My thinking is VR wipes away the 50% zoomed shake factor; i.e., I never take VR into account for my shutter speed.
It doesn't work that way. Say a tiny-sensor superzoom camera has a 10x crop factor. So it goes to 50mm (500mm full frame equivalent) at its longest end. Would you really shoot that superzoom at 1/50th of a second? Of course not. You have to multiply by the crop factor. So 1/f becomes 1/f*cf where f = focal length and cf = crop factor.
Also dirty secret but OS often doesn't help except at slower shutter speeds, like under 1/500th second so it's better to leave it off if you can keep your shutter speed at 1/500 or faster.

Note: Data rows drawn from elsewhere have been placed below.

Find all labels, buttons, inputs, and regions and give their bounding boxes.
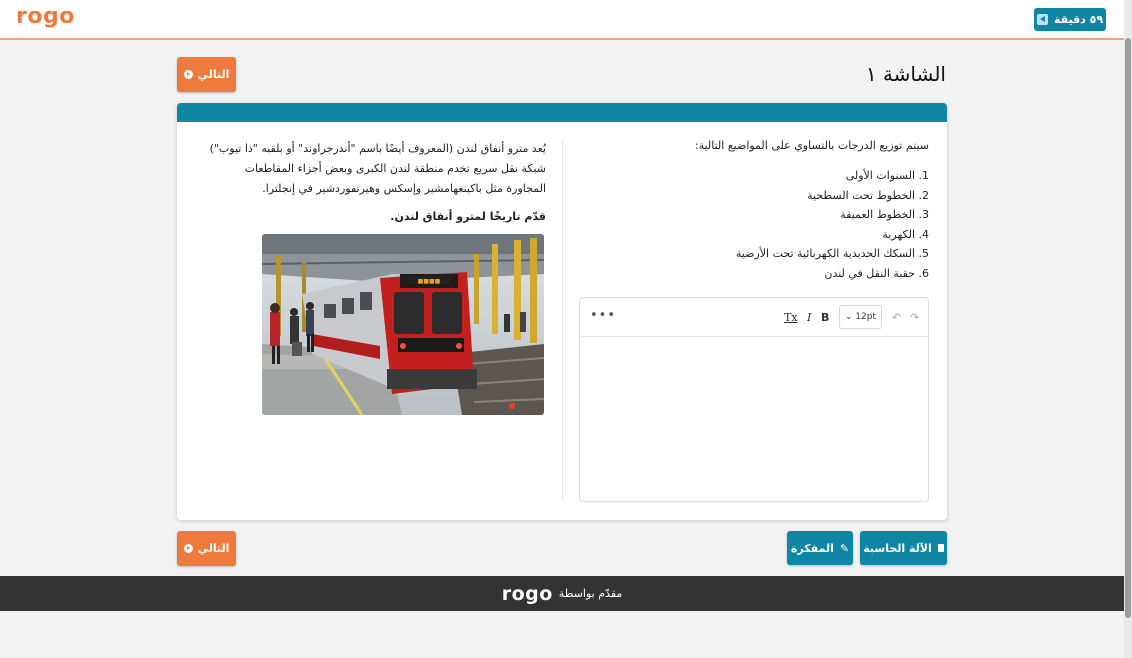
card-header-bar <box>177 103 947 122</box>
next-button-top[interactable]: التالي <box>177 57 236 92</box>
train-image: ■■■■ <box>262 234 544 415</box>
font-size-value: 12pt <box>855 312 876 322</box>
question-column: سيتم توزيع الدرجات بالتساوي على المواضيع… <box>579 139 929 283</box>
scrollbar-thumb[interactable] <box>1125 38 1131 618</box>
bold-button[interactable]: B <box>821 311 829 324</box>
page-scrollbar[interactable] <box>1124 0 1132 658</box>
font-size-select[interactable]: ⌄ 12pt <box>839 305 882 329</box>
svg-text:■■■■: ■■■■ <box>418 278 441 285</box>
next-button-bottom[interactable]: التالي <box>177 531 236 566</box>
page-title: الشاشة ١ <box>865 62 946 86</box>
editor-toolbar: ••• Tx I B ⌄ 12pt ↶ ↷ <box>580 298 928 337</box>
stimulus-column: يُعد مترو أنفاق لندن (المعروف أيضًا باسم… <box>203 139 546 227</box>
more-options-icon[interactable]: ••• <box>590 308 616 323</box>
editor-text-area[interactable] <box>580 337 928 501</box>
notepad-label: المفكرة <box>790 541 834 555</box>
topic-item: 2. الخطوط تحت السطحية <box>807 188 929 202</box>
redo-button[interactable]: ↷ <box>910 311 919 324</box>
powered-by-text: مقدّم بواسطة <box>558 587 623 600</box>
question-prompt: قدّم تاريخًا لمترو أنفاق لندن. <box>390 210 546 223</box>
topic-item: 1. السنوات الأولى <box>845 169 929 182</box>
calculator-label: الآلة الحاسبة <box>863 541 932 555</box>
topic-item: 6. حقبة النقل في لندن <box>824 266 929 280</box>
collapse-arrow-icon <box>1036 14 1048 25</box>
calculator-icon <box>937 544 944 552</box>
italic-button[interactable]: I <box>807 311 811 324</box>
stimulus-passage: يُعد مترو أنفاق لندن (المعروف أيضًا باسم… <box>209 142 546 195</box>
question-intro: سيتم توزيع الدرجات بالتساوي على المواضيع… <box>694 139 929 152</box>
topic-item: 3. الخطوط العميقة <box>840 208 929 221</box>
next-button-label: التالي <box>197 542 230 555</box>
topic-item: 4. الكهربة <box>882 227 929 241</box>
top-bar: rogo ٥٩ دقيقة <box>0 0 1124 40</box>
undo-button[interactable]: ↶ <box>892 311 901 324</box>
tube-train-photo: ■■■■ <box>262 234 544 415</box>
footer: مقدّم بواسطة rogo <box>0 576 1124 611</box>
clear-format-button[interactable]: Tx <box>784 311 798 324</box>
pencil-icon: ✎ <box>839 541 850 555</box>
footer-rogo-logo: rogo <box>501 582 553 605</box>
calculator-button[interactable]: الآلة الحاسبة <box>860 531 947 565</box>
topic-list: 1. السنوات الأولى 2. الخطوط تحت السطحية … <box>579 166 929 283</box>
rogo-logo: rogo <box>16 4 75 29</box>
notepad-button[interactable]: ✎ المفكرة <box>787 531 853 565</box>
question-card: سيتم توزيع الدرجات بالتساوي على المواضيع… <box>177 103 947 520</box>
column-divider <box>562 139 563 501</box>
timer-label: ٥٩ دقيقة <box>1053 13 1104 26</box>
arrow-circle-icon <box>183 70 193 79</box>
next-button-label: التالي <box>197 68 230 81</box>
topic-item: 5. السكك الحديدية الكهربائية تحت الأرضية <box>735 247 929 260</box>
arrow-circle-icon <box>183 544 193 553</box>
chevron-down-icon: ⌄ <box>845 312 853 322</box>
timer-toggle-button[interactable]: ٥٩ دقيقة <box>1034 8 1106 31</box>
answer-editor: ••• Tx I B ⌄ 12pt ↶ ↷ <box>579 297 929 502</box>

YMMV.
mine is the D5200, but I don't think there's an appreciable difference for the purposes of this discussion. it's a friend of mine that has the D5100.No, of course not.
But I didn't bring into discussion a 1/2.3" sensor camera.
This discussion has revolved around a D5100.
There are lots of gotcha's with VR, including what you've described.
When should you use NORMAL vs ACTIVE VR?
Turn it off on a tripod.
Etc.
For me it is essential - I don't have time to manually focus except when using myOES 5DII with stationary subjects,
I use single point AF all the time.
Yes, if viewed at the same size, but at 100% they will be identical. The 1/focal length rule was designed for 35mm cameras. You want to use the effective full frame focal length. However it is only a rule of thumb and the pixel density of the sensor also has an effect. The ability to see camera shake is much more pronounced in a higher resolution camera than a lower resolution one. In your example, if you crop the photo you keep the same pixel density, so when viewed at 100% they will be identical.
For example an iPhone has a focal length of 4mm, which is equivalent to a 30mm focal length on a full frame camera. So you would want to shoot at at least 1/30s not 1/4s.